Sembra sia passato un secolo. All’inizio del 2019 gli algerini scendevano in piazza per protestare contro il possibile quinto mandato di Abdelaziz Bouteflika, talmente indebolito che al suo posto, sul palco dei comizi elettorali, c’era un ritratto. Il capo di stato algerino si era dimesso a causa della pressione popolare, aprendo la strada all’elezione da un suo ex primo ministro Abdelmadjid Tebboune. La popolazione aveva continuato a chiedere un cambiamento reale, ma senza risultati. L’hirak, il movimento, alla fine si è progressivamente spento. Il 7 settembre Tebboune si ripresenterà alle presidenziali. Il cambiamento dovrà attendere.

Nel 2019 in Tunisia lo slancio della rivoluzione del 2011 aveva ceduto il passo al disincanto e al caos politico. L’unico pilastro stabile, il presidente democraticamente eletto Beji Caid Essebsi, era morto in estate, a poche settimane dalla fine del suo mandato.
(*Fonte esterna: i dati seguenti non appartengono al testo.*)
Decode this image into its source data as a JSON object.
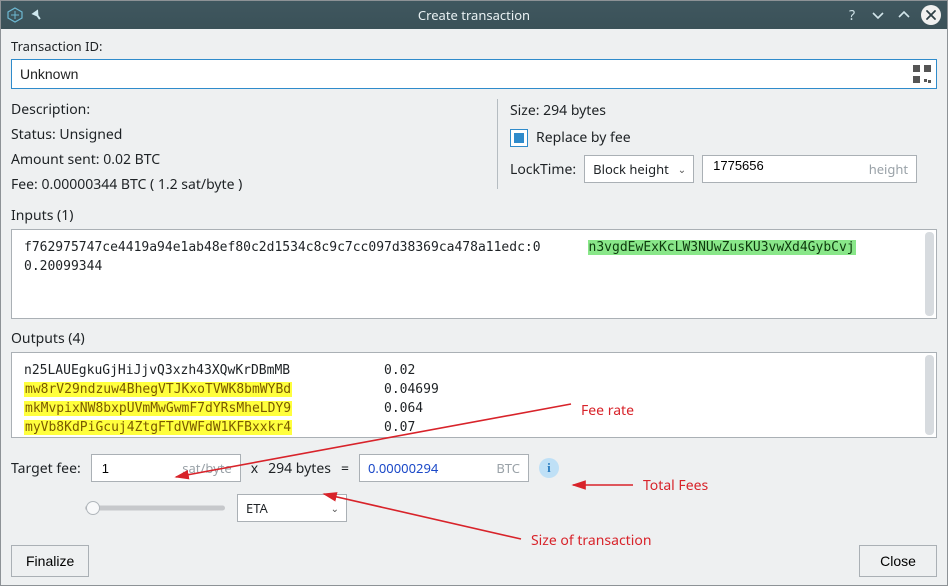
{
  "window": {
    "title": "Create transaction"
  },
  "labels": {
    "transaction_id": "Transaction ID:",
    "description": "Description:",
    "inputs": "Inputs (1)",
    "outputs": "Outputs (4)",
    "target_fee": "Target fee:",
    "finalize": "Finalize",
    "close": "Close"
  },
  "txid": {
    "value": "Unknown"
  },
  "left_panel": {
    "status": "Status: Unsigned",
    "amount_sent": "Amount sent: 0.02 BTC",
    "fee": "Fee: 0.00000344 BTC  ( 1.2 sat/byte )"
  },
  "right_panel": {
    "size": "Size: 294 bytes",
    "replace_by_fee_label": "Replace by fee",
    "replace_by_fee_checked": true,
    "locktime_label": "LockTime:",
    "locktime_type": "Block height",
    "locktime_value": "1775656",
    "locktime_unit": "height"
  },
  "inputs_box": {
    "txref": "f762975747ce4419a94e1ab48ef80c2d1534c8c9c7cc097d38369ca478a11edc:0",
    "address": "n3vgdEwExKcLW3NUwZusKU3vwXd4GybCvj",
    "amount": "0.20099344"
  },
  "outputs_box": {
    "rows": [
      {
        "addr": "n25LAUEgkuGjHiJjvQ3xzh43XQwKrDBmMB",
        "val": "0.02",
        "hl": false
      },
      {
        "addr": "mw8rV29ndzuw4BhegVTJKxoTVWK8bmWYBd",
        "val": "0.04699",
        "hl": true
      },
      {
        "addr": "mkMvpixNW8bxpUVmMwGwmF7dYRsMheLDY9",
        "val": "0.064",
        "hl": true
      },
      {
        "addr": "myVb8KdPiGcuj4ZtgFTdVWFdW1KFBxxkr4",
        "val": "0.07",
        "hl": true
      }
    ]
  },
  "fee_row": {
    "rate_value": "1",
    "rate_unit": "sat/byte",
    "times": "x",
    "size": "294 bytes",
    "equals": "=",
    "btc_value": "0.00000294",
    "btc_unit": "BTC",
    "eta": "ETA"
  },
  "annotations": {
    "fee_rate": "Fee rate",
    "total_fees": "Total Fees",
    "size_tx": "Size of transaction"
  }
}
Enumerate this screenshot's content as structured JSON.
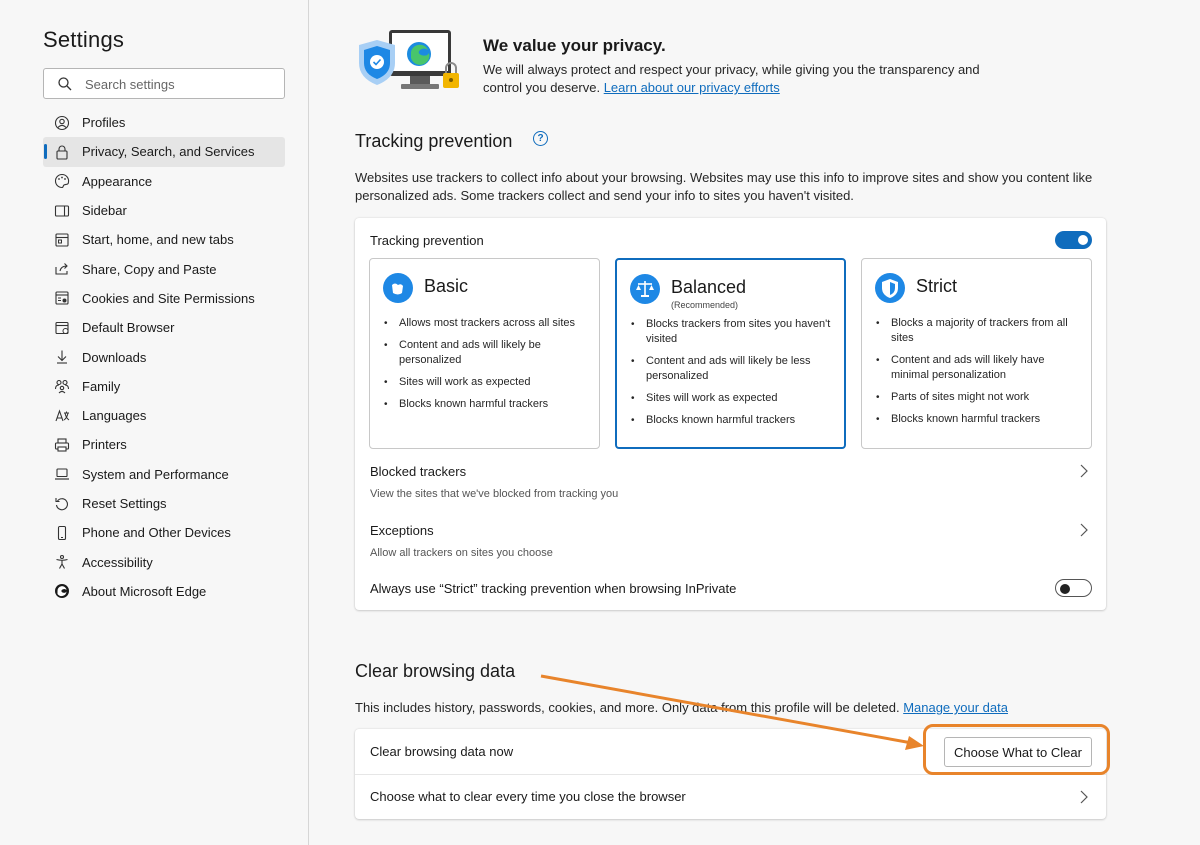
{
  "sidebar": {
    "title": "Settings",
    "search_placeholder": "Search settings",
    "items": [
      {
        "label": "Profiles",
        "icon": "profile-icon"
      },
      {
        "label": "Privacy, Search, and Services",
        "icon": "lock-icon"
      },
      {
        "label": "Appearance",
        "icon": "palette-icon"
      },
      {
        "label": "Sidebar",
        "icon": "sidebar-icon"
      },
      {
        "label": "Start, home, and new tabs",
        "icon": "home-icon"
      },
      {
        "label": "Share, Copy and Paste",
        "icon": "share-icon"
      },
      {
        "label": "Cookies and Site Permissions",
        "icon": "site-permissions-icon"
      },
      {
        "label": "Default Browser",
        "icon": "browser-icon"
      },
      {
        "label": "Downloads",
        "icon": "download-icon"
      },
      {
        "label": "Family",
        "icon": "family-icon"
      },
      {
        "label": "Languages",
        "icon": "languages-icon"
      },
      {
        "label": "Printers",
        "icon": "printer-icon"
      },
      {
        "label": "System and Performance",
        "icon": "laptop-icon"
      },
      {
        "label": "Reset Settings",
        "icon": "reset-icon"
      },
      {
        "label": "Phone and Other Devices",
        "icon": "phone-icon"
      },
      {
        "label": "Accessibility",
        "icon": "accessibility-icon"
      },
      {
        "label": "About Microsoft Edge",
        "icon": "edge-logo-icon"
      }
    ],
    "active_index": 1
  },
  "privacy": {
    "title": "We value your privacy.",
    "desc_1": "We will always protect and respect your privacy, while giving you the transparency and control you deserve.",
    "link": "Learn about our privacy efforts"
  },
  "tracking": {
    "title": "Tracking prevention",
    "desc": "Websites use trackers to collect info about your browsing. Websites may use this info to improve sites and show you content like personalized ads. Some trackers collect and send your info to sites you haven't visited.",
    "card_label": "Tracking prevention",
    "enabled": true,
    "levels": [
      {
        "name": "Basic",
        "sub": "",
        "bullets": [
          "Allows most trackers across all sites",
          "Content and ads will likely be personalized",
          "Sites will work as expected",
          "Blocks known harmful trackers"
        ]
      },
      {
        "name": "Balanced",
        "sub": "(Recommended)",
        "bullets": [
          "Blocks trackers from sites you haven't visited",
          "Content and ads will likely be less personalized",
          "Sites will work as expected",
          "Blocks known harmful trackers"
        ]
      },
      {
        "name": "Strict",
        "sub": "",
        "bullets": [
          "Blocks a majority of trackers from all sites",
          "Content and ads will likely have minimal personalization",
          "Parts of sites might not work",
          "Blocks known harmful trackers"
        ]
      }
    ],
    "selected": "Balanced",
    "blocked_title": "Blocked trackers",
    "blocked_sub": "View the sites that we've blocked from tracking you",
    "exceptions_title": "Exceptions",
    "exceptions_sub": "Allow all trackers on sites you choose",
    "strict_inprivate": "Always use “Strict” tracking prevention when browsing InPrivate",
    "strict_inprivate_enabled": false
  },
  "clear": {
    "title": "Clear browsing data",
    "desc": "This includes history, passwords, cookies, and more. Only data from this profile will be deleted.",
    "link": "Manage your data",
    "now_label": "Clear browsing data now",
    "button": "Choose What to Clear",
    "on_close_label": "Choose what to clear every time you close the browser"
  },
  "colors": {
    "accent": "#0f6cbd",
    "annotation": "#e8842b"
  }
}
Un professore di diritto costituzionale poco conosciuto, Kais Saied, era stato eletto presidente grazie al sostegno dei giovani che non sopportavano più una classe politica del tutto screditata. Il mese prossimo anche Saied si ripresenterà alle elezioni presidenziali.

Questi due appuntamenti elettorali hanno in comune la totale assenza di suspense. Tebboune (78 anni) e Saied (66 anni) sono sostanzialmente certi della vittoria, mentre in entrambi i paesi la società, in passato vibrante, sembra anestetizzata.

I contesti e le storie sono diversi, ma il risultato è lo stesso: le forze del cambiamento hanno perso e la stagnazione, per non dire la regressione, ha trionfato. In Algeria e Tunisia l’assenza di alternative e una dose abbondante di repressione hanno trasformato le elezioni in rituali scontati.

In Algeria Tebboune si presenta come il salvatore di un sistema che alla fine dell’epoca Bouteflika era sull’orlo del baratro, e pazienza se ha fatto parte di tutti i governi nell’ultimo quarto di secolo. Il presidente ha messo le mani su alcuni settori dove l’affarismo era troppo visibile, ma ha lasciato intatto il sistema. I suoi oppositori oggi sono imprigionati, come il giornalista Ihsane el Kadi, capo del sito indipendente Maghreb Émergent, condannato a cinque anni di carcere duro con una sentenza che sembra piuttosto arbitraria.

La stessa mano pesante si ritrova in Tunisia, con l’incarcerazione di giornalisti e oppositori politici. In estate l’arresto di Sihem Bensedrine, figura stimata della società civile tunisina, è stato interpretato come un avvertimento. Il presidente Saied – nel 2021 applaudito da una popolazione sfinita dal caos – non ha saputo fare sua l’aspettativa di rinnovamento. Oggi nel paese dominano lo stallo politico e la crisi economica. Nessuno capisce più in che direzione stia andando la Tunisia di Saied.

Il punto in comune tra i due paesi è una delusione diffusa che spinge i giovani a emigrare verso l’Europa, un’Europa che non sa ancora come costruire un sistema di cooperazione e sviluppo con l’altra sponda del Mediterraneo, al di là di illusorie barricate per arginare l’immigrazione. A nord come a sud emerge la stessa mancanza di idee, dove invece potrebbe esserci una comunità di destini.